Odisha’s success at saving lives during cyclones
Madhavankutty Pillai Madhavankutty Pillai | 09 May, 2019
JUST UNDER A week after the supercyclone hit Orissa in October end, 1999, an Oxfam programme officer made a report on the damage, which noted, ‘Though there are no official estimates of the human casualties, independent observers and local level workers figure it to be more than 20,000. The port city of Paradip in the worst affected area has a casualty count ranging between 8,000-10,000 where the deceased are mostly daily wage labourers, fishermen and women… Instances of food being ransacked and several trucks attacked have been reported in the last few days, resulting in relief measures not reaching the most affected… In a nutshell, the damage can be said to be a total loss of normal livelihood for the next 6 months.As a consequence the village economy has collapsed hitting mostly the landless labourers. About 10 million people are affected by loss of livelihood.’
Compare that to Cyclone Fani which struck the state last week. The Orissa State Disaster Management Authority’s situation report of May 8th says that five lakh houses were damaged, 1.5 million people were affected, telecom towers, transmission lines disrupted, millions of livestock killed. But the key statistic is the number of human lives lost: just 41. As against the estimates ranging from 10,000 to 30,000 for the 1999 supercyclone, this is less than 0.5 per cent.
How did this become possible? Orissa has always been a target of cyclones but the battering by the supercyclone was unlike any seen in modern times. India is right now at a point in time where it has resources to confront large-scale natural calamities; even if what fails it is the inefficiency of the state. The system is a snail-paced creature but it can move when prodded. The supercyclone was that trigger in Orissa. It is a poor state but in meeting such a calamity it did far better than wealthier Kerala, where a spell of extremely heavy rainfall last year left the government floundering when it had to open the dams leading to extensive flooding of towns. More than 200 died then.

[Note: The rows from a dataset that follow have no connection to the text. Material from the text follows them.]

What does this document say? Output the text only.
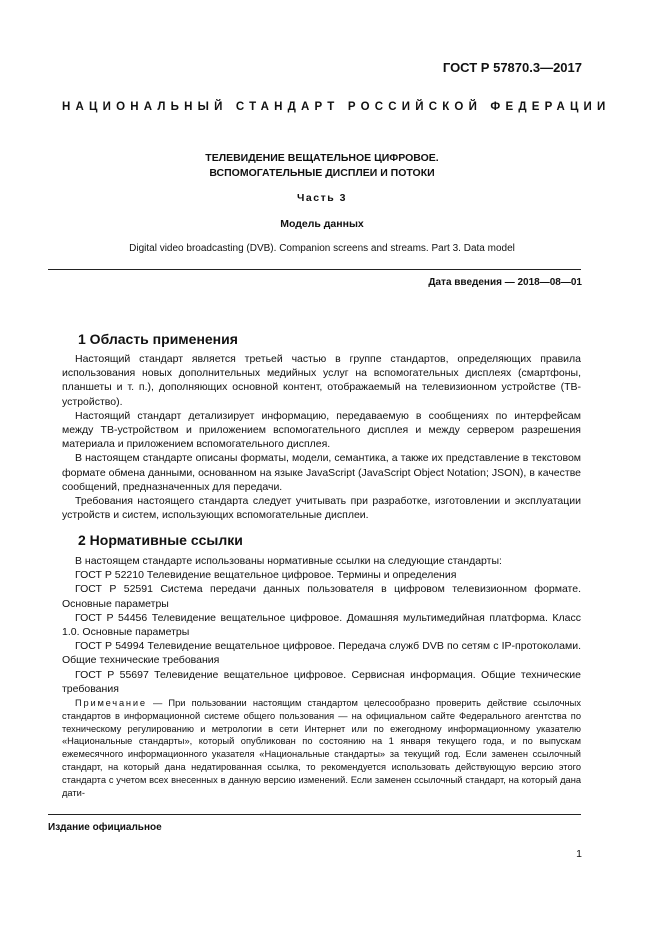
ГОСТ Р 57870.3—2017
НАЦИОНАЛЬНЫЙ СТАНДАРТ РОССИЙСКОЙ ФЕДЕРАЦИИ
ТЕЛЕВИДЕНИЕ ВЕЩАТЕЛЬНОЕ ЦИФРОВОЕ.
ВСПОМОГАТЕЛЬНЫЕ ДИСПЛЕИ И ПОТОКИ
Часть 3
Модель данных
Digital video broadcasting (DVB). Companion screens and streams. Part 3. Data model
Дата введения — 2018—08—01
1 Область применения

Настоящий стандарт является третьей частью в группе стандартов, определяющих правила использования новых дополнительных медийных услуг на вспомогательных дисплеях (смартфоны, планшеты и т. п.), дополняющих основной контент, отображаемый на телевизионном устройстве (ТВ-устройство).

Настоящий стандарт детализирует информацию, передаваемую в сообщениях по интерфейсам между ТВ-устройством и приложением вспомогательного дисплея и между сервером разрешения материала и приложением вспомогательного дисплея.

В настоящем стандарте описаны форматы, модели, семантика, а также их представление в текстовом формате обмена данными, основанном на языке JavaScript (JavaScript Object Notation; JSON), в качестве сообщений, предназначенных для передачи.

Требования настоящего стандарта следует учитывать при разработке, изготовлении и эксплуатации устройств и систем, использующих вспомогательные дисплеи.

2 Нормативные ссылки

В настоящем стандарте использованы нормативные ссылки на следующие стандарты:

ГОСТ Р 52210 Телевидение вещательное цифровое. Термины и определения

ГОСТ Р 52591 Система передачи данных пользователя в цифровом телевизионном формате. Основные параметры

ГОСТ Р 54456 Телевидение вещательное цифровое. Домашняя мультимедийная платформа. Класс 1.0. Основные параметры

ГОСТ Р 54994 Телевидение вещательное цифровое. Передача служб DVB по сетям с IP-протоколами. Общие технические требования

ГОСТ Р 55697 Телевидение вещательное цифровое. Сервисная информация. Общие технические требования

Примечание — При пользовании настоящим стандартом целесообразно проверить действие ссылочных стандартов в информационной системе общего пользования — на официальном сайте Федерального агентства по техническому регулированию и метрологии в сети Интернет или по ежегодному информационному указателю «Национальные стандарты», который опубликован по состоянию на 1 января текущего года, и по выпускам ежемесячного информационного указателя «Национальные стандарты» за текущий год. Если заменен ссылочный стандарт, на который дана недатированная ссылка, то рекомендуется использовать действующую версию этого стандарта с учетом всех внесенных в данную версию изменений. Если заменен ссылочный стандарт, на который дана дати-

Издание официальное
1
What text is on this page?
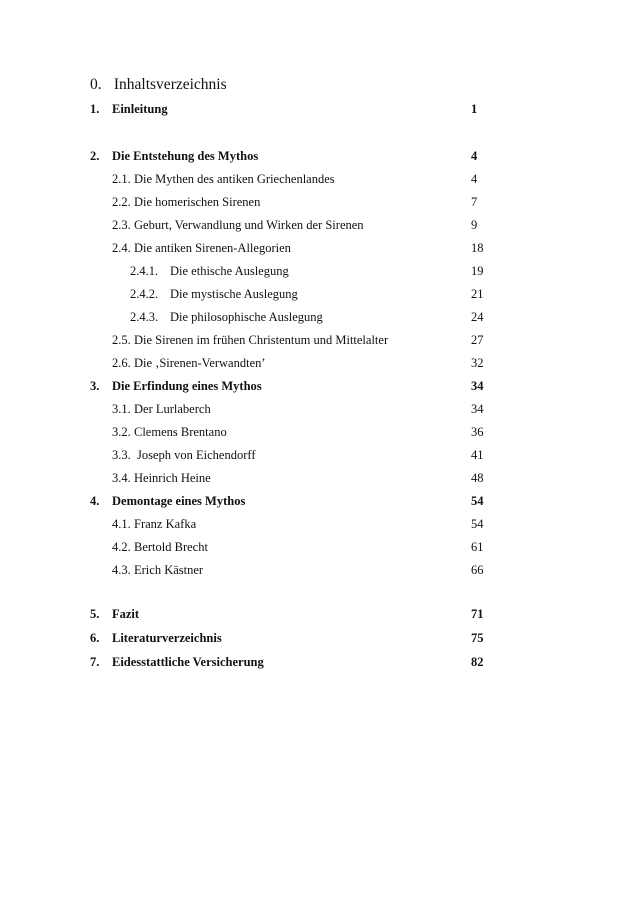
0. Inhaltsverzeichnis
1. Einleitung	1
2. Die Entstehung des Mythos	4
2.1. Die Mythen des antiken Griechenlandes	4
2.2. Die homerischen Sirenen	7
2.3. Geburt, Verwandlung und Wirken der Sirenen	9
2.4. Die antiken Sirenen-Allegorien	18
2.4.1. Die ethische Auslegung	19
2.4.2. Die mystische Auslegung	21
2.4.3. Die philosophische Auslegung	24
2.5. Die Sirenen im frühen Christentum und Mittelalter	27
2.6. Die ‚Sirenen-Verwandten’	32
3. Die Erfindung eines Mythos	34
3.1. Der Lurlaberch	34
3.2. Clemens Brentano	36
3.3. Joseph von Eichendorff	41
3.4. Heinrich Heine	48
4. Demontage eines Mythos	54
4.1. Franz Kafka	54
4.2. Bertold Brecht	61
4.3. Erich Kästner	66
5. Fazit	71
6. Literaturverzeichnis	75
7. Eidesstattliche Versicherung	82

Keeping loss of lives to a bare minimum is the first step to meeting such events. In an earlier age, the administration just threw its hands up when thousands of lives were lost. But now that has become unacceptable in governance. To move millions is a logistical undertaking of wartime nations. Orissa has done this repeatedly with success since 1999 and there might be lessons for other states in it.
The second part—preventing loss of properties, restoring infrastructure quickly and ensuring the financial security to those whose livelihood were upended—might not be such a resounding success. Where Kerala’s social development kicked in was in the aftermath. You saw that in worldwide mobilisation to gather funds, relief supplies being quickly disbursed and rehabilitation beginning almost as soon as the waters abated. Orissa will have just as tall an order and that is where it will be tested now.